Metrics (Prometheus) for the keyword-suggester job:

MetricTypeNotes
consent_ai_keyword_suggester_runs_totalCounterPer status (success, failed, skipped_no_input)
consent_ai_keyword_suggester_candidates_totalCounterPer language
consent_ai_keyword_suggester_accepted_totalCounterAfter human review
consent_ai_keyword_suggester_latency_secondsHistogramPer run
consent_ai_keyword_suggester_parse_error_totalCounterLLM responses that failed JSON parse
consent_ai_redactor_violations_totalCounterInputs that the redactor flagged for raw PII (CRITICAL — should be zero)

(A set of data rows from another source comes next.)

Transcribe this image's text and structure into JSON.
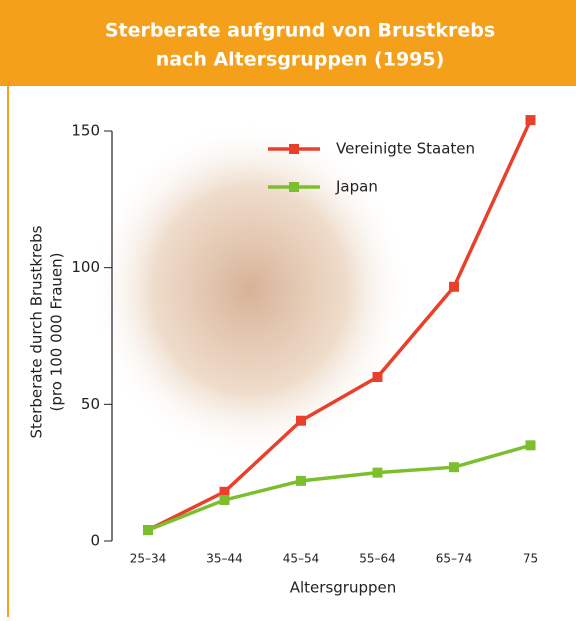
{
  "chart_data": {
    "type": "line",
    "title": [
      "Sterberate aufgrund von Brustkrebs",
      "nach Altersgruppen (1995)"
    ],
    "y_label": [
      "Sterberate durch Brustkrebs",
      "(pro 100 000 Frauen)"
    ],
    "x_label": "Altersgruppen",
    "categories": [
      "25–34",
      "35–44",
      "45–54",
      "55–64",
      "65–74",
      "75"
    ],
    "series": [
      {
        "name": "Vereinigte Staaten",
        "color": "#e8402a",
        "values": [
          4,
          18,
          44,
          60,
          93,
          154
        ]
      },
      {
        "name": "Japan",
        "color": "#7cbf2e",
        "values": [
          4,
          15,
          22,
          25,
          27,
          35
        ]
      }
    ],
    "ylim": [
      0,
      150
    ],
    "yticks": [
      0,
      50,
      100,
      150
    ],
    "legend": "top"
  }
}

Logs are JSON, redacted; the prompt is logged only with redacted content; the response JSON is logged in full because it does not contain PII (only candidate keywords).

7. Cost & capacity model

The keyword-suggester is one weekly batch run with at most a few thousand input lines and a few KB of output. It uses < 1 GPU-minute per run. No incremental cost over the existing compliance-ai deployment.

8. Future enhancements (post-v1)

EnhancementRationaleTimeline
Phase 2 NLU opt-out (case B above)Capture free-text opt-outs not in catalog2027 Q1 (subject to red-team validation)
Multi-language ack-back personalisationAdjust ack-back template per dialect2027 Q2
Anomaly detection on STOP rates per tenantFlag surge as potential adversarial / spam-induced storm2027 Q1
AI-assisted regulator query summarisationTake a regulator question and propose the SQL/audit window2027 Q3 — only with HITL

All future enhancements remain bound by:

  • No PII to cloud LLM.
  • Human approval for any consent-state-affecting decision.
  • Deterministic primary path; AI is always advisory.